After a skunk in Oakland tested positive for rabies, Mainers are reminded to protect themselves and their pets from getting infected.

Rabies is a contagious disease that's spread through bodily fluids, like saliva or blood, so humans can become infected if they're bitten or scratched by an infected animal. Symptoms to watch for in animals include strange behavior, seizures, foaming at the mouth, and aggression. The skunk was tested for rabies after a resident noticed it was walking around and around in a circle. The Maine CDC says the disease can be treated and cured in humans if it's caught quickly enough but, if it goes untreated, is almost always fatal.

The good news is that there are some things folks can do to protect themselves and their animals from rabies.


  • Comstock, ThinkStock
    Comstock, ThinkStock

    Keep Pets Vaccinated

    One of the most common ways for humans to become infected with rabies is through their own pets. If the domestic animal is infected by a wild animal, they will then carry that infection home to their owners. The first, best line of defense is to make sure your pets are current on their rabies vaccinations. None of us like to watch our pets get shots, but that vaccination could be the difference between life and death.

  • PhotoAttractive, ThinkStock
    PhotoAttractive, ThinkStock

    Control Your Pets When Outside

    If you know where your pets are, chances are slimmer that they're going to get infected without your knowledge. If you have cats, keep them inside. And if you have dogs, keep them in a fenced area, tether them, or go outside with them. If they're allowed to run freely through the woods or around the neighborhood, they're more apt to come across a wild animal. And by the time you realize they've been infected, you've already been exposed to the disease.

  • Comstock Images,ThinkStock
    Comstock Images,ThinkStock

    Keep Trash Tightly Covered

    It's not unusual this time of year to look out your window and see a skunk, raccoon, deer, or even bear in your yard. For many, it's part of what they love about the state. But it could be bad news if the animal is infected with rabies. So do what you can to avoid attracting them to the yard. One of the best deterrents is storing trash in tightly lidded cans. This time of year, animals are hungry with little for natural foodstuffs, so they'll be attracted to your smelly trash bags.
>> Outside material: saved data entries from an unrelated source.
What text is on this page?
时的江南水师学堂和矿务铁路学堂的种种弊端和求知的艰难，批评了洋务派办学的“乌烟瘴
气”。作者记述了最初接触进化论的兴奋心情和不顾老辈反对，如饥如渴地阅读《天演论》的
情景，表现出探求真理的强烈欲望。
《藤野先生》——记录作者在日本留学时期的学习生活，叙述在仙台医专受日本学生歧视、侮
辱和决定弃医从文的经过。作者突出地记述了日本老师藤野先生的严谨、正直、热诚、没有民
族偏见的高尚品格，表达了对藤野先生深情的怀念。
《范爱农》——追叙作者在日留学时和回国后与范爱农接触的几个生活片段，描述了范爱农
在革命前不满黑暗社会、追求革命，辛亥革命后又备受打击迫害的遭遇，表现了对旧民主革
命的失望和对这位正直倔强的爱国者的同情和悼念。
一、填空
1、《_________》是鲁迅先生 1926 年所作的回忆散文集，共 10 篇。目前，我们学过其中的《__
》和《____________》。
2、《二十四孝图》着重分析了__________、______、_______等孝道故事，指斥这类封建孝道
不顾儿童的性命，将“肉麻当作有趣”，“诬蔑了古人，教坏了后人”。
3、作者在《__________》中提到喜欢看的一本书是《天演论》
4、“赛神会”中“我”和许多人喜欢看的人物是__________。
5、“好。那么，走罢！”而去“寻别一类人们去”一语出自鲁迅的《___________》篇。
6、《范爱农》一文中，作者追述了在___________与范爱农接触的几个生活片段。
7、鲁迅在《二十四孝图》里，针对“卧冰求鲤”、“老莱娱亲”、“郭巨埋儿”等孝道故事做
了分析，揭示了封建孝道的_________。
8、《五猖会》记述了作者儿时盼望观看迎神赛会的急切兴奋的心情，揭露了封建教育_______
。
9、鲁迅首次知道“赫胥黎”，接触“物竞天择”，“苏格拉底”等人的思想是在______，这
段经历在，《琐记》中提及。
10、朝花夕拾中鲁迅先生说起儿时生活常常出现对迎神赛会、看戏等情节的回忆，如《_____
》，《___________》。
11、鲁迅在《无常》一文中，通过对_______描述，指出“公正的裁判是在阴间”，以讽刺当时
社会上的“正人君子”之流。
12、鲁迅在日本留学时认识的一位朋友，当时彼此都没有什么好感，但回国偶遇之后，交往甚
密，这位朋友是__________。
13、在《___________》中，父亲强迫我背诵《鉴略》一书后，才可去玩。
  • Alexander Shalamov ThinkStock
    Alexander Shalamov ThinkStock

    Clean Grills And Bird Seed

    Continuing on with the topic of preventing the attraction of wild animals in your yard, it's important to eliminate other delicious smells. So clean up the grill after you're done using it, and take all condiments and foodstuffs inside when you're done. Bird feeders should also be taken in at night, and any seeds raked up off the ground. And don't leave pet food outside in a bowl. If the infected animal finds its way into your yard, it's much more likely to have a confrontation with your own pets.

  • Maine Warden Service
    Maine Warden Service

    Report Animals Acting Strangely

    If you see an animal acting strangely, it's important to report it to local animal control or the Warden Service. This could include a domestic pet or wild animal that's suddenly unusually aggressive, foaming at the mouth, or just generally behaving in a way that's contrary to the norm. Seeing nocturnal animals out in the middle of the day can be concerning, as well. Notify authorities about the animal and where you spotted it. And leave the apprehension of the animal up to the experts.